I grab my Apple Mac and tell Klaus that I need a driver, as I know where Carl is. He reluctantly nods tae a big, muscular bouncer-type guy who intros himself as Dieter, and we’re off the site and intae the car park, then in a people carrier and heading tae the address. We cross the river and drive through a warren of backstreets adjacent to a huge expanse of railway tracks and sidings, heading in the direction of the Tierpark.

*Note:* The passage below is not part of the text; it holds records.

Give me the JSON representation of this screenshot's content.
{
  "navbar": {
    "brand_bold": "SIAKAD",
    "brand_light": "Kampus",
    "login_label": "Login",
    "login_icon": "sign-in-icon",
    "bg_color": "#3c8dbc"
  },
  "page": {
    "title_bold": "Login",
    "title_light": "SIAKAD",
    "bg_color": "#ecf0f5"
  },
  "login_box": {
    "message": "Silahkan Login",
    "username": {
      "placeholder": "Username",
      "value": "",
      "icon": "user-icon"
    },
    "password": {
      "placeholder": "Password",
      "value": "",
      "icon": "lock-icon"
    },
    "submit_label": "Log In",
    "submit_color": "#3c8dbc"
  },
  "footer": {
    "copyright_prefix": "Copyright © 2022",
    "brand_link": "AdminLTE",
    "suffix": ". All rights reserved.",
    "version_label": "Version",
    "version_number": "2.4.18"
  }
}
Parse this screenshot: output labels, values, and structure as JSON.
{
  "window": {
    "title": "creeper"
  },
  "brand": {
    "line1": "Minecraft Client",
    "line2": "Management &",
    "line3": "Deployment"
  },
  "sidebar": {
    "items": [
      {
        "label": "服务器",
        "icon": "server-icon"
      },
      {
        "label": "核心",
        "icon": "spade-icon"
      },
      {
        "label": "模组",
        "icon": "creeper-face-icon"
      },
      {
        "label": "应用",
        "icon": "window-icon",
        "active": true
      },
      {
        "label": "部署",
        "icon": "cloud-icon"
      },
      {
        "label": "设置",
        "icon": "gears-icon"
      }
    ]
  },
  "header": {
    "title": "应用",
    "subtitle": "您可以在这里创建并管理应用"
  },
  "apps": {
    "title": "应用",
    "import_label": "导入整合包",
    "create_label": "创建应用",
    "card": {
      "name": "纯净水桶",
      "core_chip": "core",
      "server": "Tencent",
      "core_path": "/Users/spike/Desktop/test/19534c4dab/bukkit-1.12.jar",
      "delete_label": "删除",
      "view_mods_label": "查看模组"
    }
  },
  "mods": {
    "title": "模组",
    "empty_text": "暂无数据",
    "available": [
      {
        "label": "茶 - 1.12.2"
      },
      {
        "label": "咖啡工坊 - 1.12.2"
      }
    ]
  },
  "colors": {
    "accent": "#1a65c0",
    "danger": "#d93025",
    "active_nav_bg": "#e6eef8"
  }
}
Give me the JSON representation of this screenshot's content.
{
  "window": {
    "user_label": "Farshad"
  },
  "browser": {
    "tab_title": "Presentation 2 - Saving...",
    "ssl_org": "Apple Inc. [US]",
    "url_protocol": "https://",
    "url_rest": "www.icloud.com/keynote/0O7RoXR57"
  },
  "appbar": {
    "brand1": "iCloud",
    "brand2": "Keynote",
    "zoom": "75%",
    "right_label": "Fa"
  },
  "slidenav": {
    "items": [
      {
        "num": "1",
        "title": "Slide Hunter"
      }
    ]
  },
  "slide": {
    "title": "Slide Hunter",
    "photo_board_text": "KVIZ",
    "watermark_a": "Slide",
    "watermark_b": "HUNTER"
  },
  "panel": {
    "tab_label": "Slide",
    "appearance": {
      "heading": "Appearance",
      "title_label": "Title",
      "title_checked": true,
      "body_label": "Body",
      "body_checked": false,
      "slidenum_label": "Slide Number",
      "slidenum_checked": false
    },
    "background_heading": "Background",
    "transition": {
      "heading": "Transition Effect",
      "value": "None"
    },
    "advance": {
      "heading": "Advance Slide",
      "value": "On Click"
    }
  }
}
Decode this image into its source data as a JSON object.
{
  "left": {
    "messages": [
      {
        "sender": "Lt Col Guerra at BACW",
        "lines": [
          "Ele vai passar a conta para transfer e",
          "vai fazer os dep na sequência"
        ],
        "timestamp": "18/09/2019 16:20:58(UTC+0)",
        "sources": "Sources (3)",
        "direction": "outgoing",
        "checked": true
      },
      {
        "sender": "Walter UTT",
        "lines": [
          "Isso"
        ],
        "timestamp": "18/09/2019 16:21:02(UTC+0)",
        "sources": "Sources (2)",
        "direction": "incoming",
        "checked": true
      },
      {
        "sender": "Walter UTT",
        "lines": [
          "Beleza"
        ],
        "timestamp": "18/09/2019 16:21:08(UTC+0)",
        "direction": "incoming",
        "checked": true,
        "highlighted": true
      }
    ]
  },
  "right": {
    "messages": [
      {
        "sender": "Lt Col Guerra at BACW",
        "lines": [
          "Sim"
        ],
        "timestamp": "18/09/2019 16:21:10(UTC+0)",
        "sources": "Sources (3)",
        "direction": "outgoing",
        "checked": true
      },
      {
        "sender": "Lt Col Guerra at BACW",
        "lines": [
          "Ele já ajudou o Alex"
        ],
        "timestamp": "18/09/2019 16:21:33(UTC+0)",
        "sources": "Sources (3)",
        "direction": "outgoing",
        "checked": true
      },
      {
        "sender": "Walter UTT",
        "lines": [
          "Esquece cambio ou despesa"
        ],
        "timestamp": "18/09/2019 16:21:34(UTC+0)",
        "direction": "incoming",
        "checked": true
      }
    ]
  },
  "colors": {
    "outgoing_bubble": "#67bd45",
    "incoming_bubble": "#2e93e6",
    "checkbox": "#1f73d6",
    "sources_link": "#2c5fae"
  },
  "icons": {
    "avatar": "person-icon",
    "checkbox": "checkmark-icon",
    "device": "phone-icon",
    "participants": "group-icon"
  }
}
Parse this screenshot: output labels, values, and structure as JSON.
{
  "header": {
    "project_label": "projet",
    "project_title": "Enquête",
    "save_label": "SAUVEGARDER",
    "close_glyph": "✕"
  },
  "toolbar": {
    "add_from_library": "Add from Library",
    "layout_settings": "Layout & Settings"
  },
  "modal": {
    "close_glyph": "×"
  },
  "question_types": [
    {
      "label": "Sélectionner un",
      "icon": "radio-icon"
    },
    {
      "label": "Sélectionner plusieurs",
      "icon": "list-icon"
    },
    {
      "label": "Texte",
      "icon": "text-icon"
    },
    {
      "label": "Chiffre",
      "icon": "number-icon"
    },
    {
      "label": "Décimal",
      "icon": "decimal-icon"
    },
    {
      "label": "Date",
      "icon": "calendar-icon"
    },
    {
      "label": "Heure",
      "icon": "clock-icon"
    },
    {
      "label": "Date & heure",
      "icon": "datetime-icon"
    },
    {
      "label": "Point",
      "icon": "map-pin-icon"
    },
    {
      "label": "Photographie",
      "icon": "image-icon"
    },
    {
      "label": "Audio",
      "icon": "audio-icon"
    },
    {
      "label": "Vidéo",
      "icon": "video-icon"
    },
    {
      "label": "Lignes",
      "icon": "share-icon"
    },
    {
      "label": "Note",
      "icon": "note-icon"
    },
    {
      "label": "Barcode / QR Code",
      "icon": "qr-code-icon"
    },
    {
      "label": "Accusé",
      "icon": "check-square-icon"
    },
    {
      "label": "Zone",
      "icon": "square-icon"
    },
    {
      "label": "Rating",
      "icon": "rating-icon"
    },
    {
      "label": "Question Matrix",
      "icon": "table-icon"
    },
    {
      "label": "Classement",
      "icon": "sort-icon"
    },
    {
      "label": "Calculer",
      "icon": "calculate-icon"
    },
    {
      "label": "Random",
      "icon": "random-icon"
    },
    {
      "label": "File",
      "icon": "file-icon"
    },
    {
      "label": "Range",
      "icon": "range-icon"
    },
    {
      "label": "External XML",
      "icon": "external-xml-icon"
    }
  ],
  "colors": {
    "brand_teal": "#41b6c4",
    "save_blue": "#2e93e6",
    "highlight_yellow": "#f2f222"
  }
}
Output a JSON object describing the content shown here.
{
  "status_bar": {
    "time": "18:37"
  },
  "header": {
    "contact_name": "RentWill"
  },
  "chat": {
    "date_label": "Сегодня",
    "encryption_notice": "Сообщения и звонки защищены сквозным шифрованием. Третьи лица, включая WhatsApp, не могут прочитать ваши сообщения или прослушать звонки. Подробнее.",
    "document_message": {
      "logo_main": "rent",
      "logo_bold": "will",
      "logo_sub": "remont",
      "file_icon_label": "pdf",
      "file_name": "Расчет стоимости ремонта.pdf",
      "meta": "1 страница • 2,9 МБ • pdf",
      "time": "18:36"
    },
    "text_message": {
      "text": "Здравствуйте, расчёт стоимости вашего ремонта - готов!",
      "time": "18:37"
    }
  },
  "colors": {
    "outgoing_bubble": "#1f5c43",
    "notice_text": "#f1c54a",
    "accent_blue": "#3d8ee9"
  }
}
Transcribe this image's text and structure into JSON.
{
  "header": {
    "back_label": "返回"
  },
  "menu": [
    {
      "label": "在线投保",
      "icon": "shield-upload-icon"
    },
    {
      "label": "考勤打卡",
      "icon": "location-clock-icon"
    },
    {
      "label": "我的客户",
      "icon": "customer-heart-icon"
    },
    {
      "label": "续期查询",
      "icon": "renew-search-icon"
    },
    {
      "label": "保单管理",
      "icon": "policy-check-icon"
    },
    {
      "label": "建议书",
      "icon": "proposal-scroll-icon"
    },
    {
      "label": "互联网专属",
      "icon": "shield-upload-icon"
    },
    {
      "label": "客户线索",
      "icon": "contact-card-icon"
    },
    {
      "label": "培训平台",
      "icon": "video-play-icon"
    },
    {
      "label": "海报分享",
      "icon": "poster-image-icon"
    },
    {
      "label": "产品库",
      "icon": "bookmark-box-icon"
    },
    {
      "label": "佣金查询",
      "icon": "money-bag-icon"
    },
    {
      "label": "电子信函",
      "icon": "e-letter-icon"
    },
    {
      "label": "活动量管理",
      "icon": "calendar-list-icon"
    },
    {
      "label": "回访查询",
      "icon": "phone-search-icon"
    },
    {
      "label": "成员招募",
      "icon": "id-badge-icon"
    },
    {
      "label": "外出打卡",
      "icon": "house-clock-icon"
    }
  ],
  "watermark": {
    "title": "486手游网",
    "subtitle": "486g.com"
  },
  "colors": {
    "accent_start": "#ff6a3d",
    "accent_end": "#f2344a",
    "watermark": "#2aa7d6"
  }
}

After about twenty-five minutes Dieter pulls up outside an old, dark, three-floored industrial building, in a desolate quarter ay disused and squatted spaces. A weak sun sneaks timidly behind the back of it, almost synchronised with us stepping out the car. There’s an eerie silence. The vibe isnae right but it gets even worse when ah buzz a battered intercom, then, leaving the driver, go inside and head down a darkened, fusty-smelling and broken-glass-strewn corridor. At the end of it I see what looks like a ghost, and a freeze spreads up my back, but it’s Sick Boy, dressed in sterile hospital gown and mask. I’m now even mair curious as tae what the fuck is going on here. — Quick, he says, gesturing me into a creaky old goods lift.

— What the fuck?

He’s explaining, but it’s in a rant and it’s aw gaun ower my heid. I’m struggling tae keep up with him as he bombs doon the corridor and opens a steel door. I follow him inside. A guy I dinnae ken, wi a Scottish accent, thrusts a gown and mask at ays. — Put these on.

As I comply, I’m looking over his shoodir and cannae quite believe what I’m seeing. An unconscious man is lying oan a bed, in robes, a laptop oan his chest. There’s a wound in his stomach, held open by surgical clamps. He’s hooked up tae a drip in what seems tae be a makeshift operating theatre…

Fuck me, it’s Spud Murphy…

Mikey Forrester is also robed up, as is this outrageously fat gadge, and that Scottish guy I’ve never seen before.

— Rents, Mikey nods.

— Gies that lead… the fucking laptop is aboot tae die, Sick Boy barks.

I hand him the lead and eh plugs it in and scrolls back this online video. I can’t believe it. Sick Boy and Mikey Forrester are operating on Spud Murphy!

— WHAT THE FUCK! I shout. — What is this? What the fuck are youse playing at?

— Have tae dae this, this cunt’s hands were fucking shaking, Sick Boy growls, nodding tae the guy wi the Scottish accent. — A Nicola Sturgeon, my fuckin hole. Stey or go, Mark, but shut the fuck up, because ah need tae concentrate. Right!

— Right. I hear the word creep oot fae some dark corner ay ma soul.

— I’m a podiatrist, the boy sings in a long, piteous bleat, holding the clamp, and Sick Boy’s right, the cunt’s hands are shaking on it.

— You get the clamp fae him, I’ll make the cut, Sick Boy says tae Mikey, who is smoking a fag. Mikey looks at him and hands him the snout. The fat guy is monitoring the mask over Spud’s face. This is like walking intae a nightmare and for about five solid heartbeats ah think I’m still at the fucking gig, spiked on something hallucinogenic, or kipped in ma hotel room dreaming. Sick Boy nods at Mikey, removes the cigarette from his mouth, and takes a drag on it. — Let’s rock the fucking discotheque!

— Watch it, the podiatrist guy says tae him, — you’re dropping cigarette ash into his wound!

— FUCK, Sick Boy snaps. — Mikey, go n fuckin clean that bastard, swab the fucker oot! He drops the tab and crushes it under his heel. — Gently… he says, supervising Forrester, who is poking around inside Spud, — it’s only ash. Marlboro, low tar, he adds. — Right, have you got that clamp on there, Euan? Can you see where it is? Same place in the vid?